LUMUMBA: Well, first and foremost, there's a great deal of optimism concerning the most recent bill. And we look forward to establishing the

efficacy of what the policy attempts to achieve. As we look at the issues of poverty, poverty is the worst form of violence. And so, I'm a proud

member of Mayors for a Guaranteed Income, understanding that, you know, the value of people, mothers who are CEOs of their household and aren't

compensated or supported in that way.

I think that we have to turn the page in terms of the metrics by which we judge success of our economy in this nation. It should be less a measure of

GDP, less a measure of what the stock market is demonstrating to us.

AMANPOUR: I think we are having some technical difficulties. He's back. Great. Mayor Lumumba, I heard what you said. Your -- you know, your screen

froze for a bit. That's what happens in these times.

Can I just ask you a question about your name? The name Lumumba is famous in the International Black Liberation Movement. Obviously, Patrice Lumumba

was the first prime minister of Congo after it was, you know, liberated from its Belgian colonialists. Your parents were political activists. Your

father was mayor before you. Is there any connection between Patrice Lumumba's name and yours?

LUMUMBA: My father adopted the name Lumumba out of homage to Patrice after studying and wanting to reclaim a portion of his stolen legacy as, you

know, people who have suffered the historic slave trade. And so, he chose the name both out of honor and respect and understanding that a name means

so much. What we call one another speaks to what we are expected of one another.

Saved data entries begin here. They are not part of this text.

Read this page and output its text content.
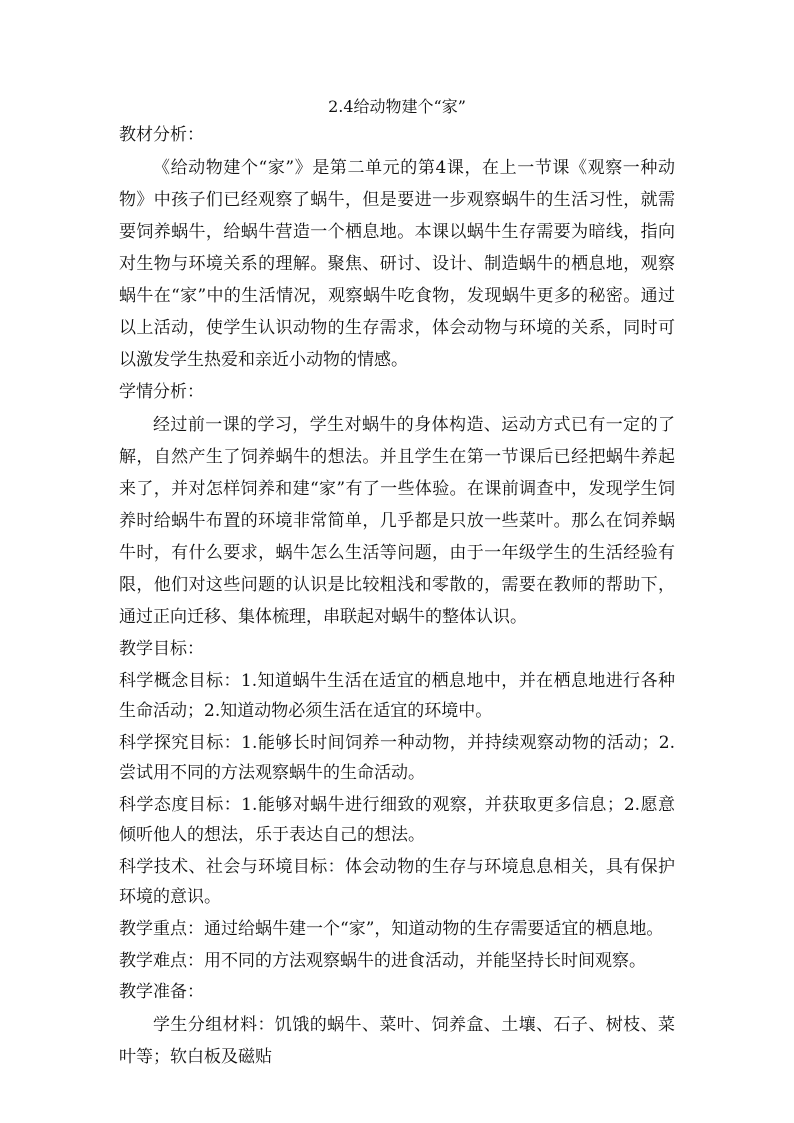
2.4给动物建个“家”

教材分析：

《给动物建个“家”》是第二单元的第4课，在上一节课《观察一种动物》中孩子们已经观察了蜗牛，但是要进一步观察蜗牛的生活习性，就需要饲养蜗牛，给蜗牛营造一个栖息地。本课以蜗牛生存需要为暗线，指向对生物与环境关系的理解。聚焦、研讨、设计、制造蜗牛的栖息地，观察蜗牛在“家”中的生活情况，观察蜗牛吃食物，发现蜗牛更多的秘密。通过以上活动，使学生认识动物的生存需求，体会动物与环境的关系，同时可以激发学生热爱和亲近小动物的情感。

学情分析：

经过前一课的学习，学生对蜗牛的身体构造、运动方式已有一定的了解，自然产生了饲养蜗牛的想法。并且学生在第一节课后已经把蜗牛养起来了，并对怎样饲养和建“家”有了一些体验。在课前调查中，发现学生饲养时给蜗牛布置的环境非常简单，几乎都是只放一些菜叶。那么在饲养蜗牛时，有什么要求，蜗牛怎么生活等问题，由于一年级学生的生活经验有限，他们对这些问题的认识是比较粗浅和零散的，需要在教师的帮助下，通过正向迁移、集体梳理，串联起对蜗牛的整体认识。

教学目标：

科学概念目标：1.知道蜗牛生活在适宜的栖息地中，并在栖息地进行各种生命活动；2.知道动物必须生活在适宜的环境中。

科学探究目标：1.能够长时间饲养一种动物，并持续观察动物的活动；2.尝试用不同的方法观察蜗牛的生命活动。

科学态度目标：1.能够对蜗牛进行细致的观察，并获取更多信息；2.愿意倾听他人的想法，乐于表达自己的想法。

科学技术、社会与环境目标：体会动物的生存与环境息息相关，具有保护环境的意识。

教学重点：通过给蜗牛建一个“家”，知道动物的生存需要适宜的栖息地。

教学难点：用不同的方法观察蜗牛的进食活动，并能坚持长时间观察。

教学准备：

学生分组材料：饥饿的蜗牛、菜叶、饲养盒、土壤、石子、树枝、菜叶等；软白板及磁贴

So, Lumumba not only is a beautiful name in terms of the history of Patrice but also, you know, in terms of calling us to be gifted in which the name

Lumumba means.

AMANPOUR: Yes, it's an incredible story. Mayor Lumumba, thank you so much for joining us from Jackson, Mississippi. We wish you and your people well

with the water situation.

And finally, tonight, the ultimate antique road show dream come true. A bowl bought for $35 at a Connecticut yard sale has just sold at a Sotheby's

auction for over $700,000. It remains a mystery how the so-called lotus bowl found itself to the yard sale in the first place. But it turned out to

be an exceptionally rare find dating back to 15th century China. There are only six others known to exist in the world right now and most of them are

in museums. It just goes to show, it's always worth rifling through those cupboards and the attics.

And that is it for us. Now, you can always catch us online, on our podcast and across social media. Thanks for watching and goodbye from London.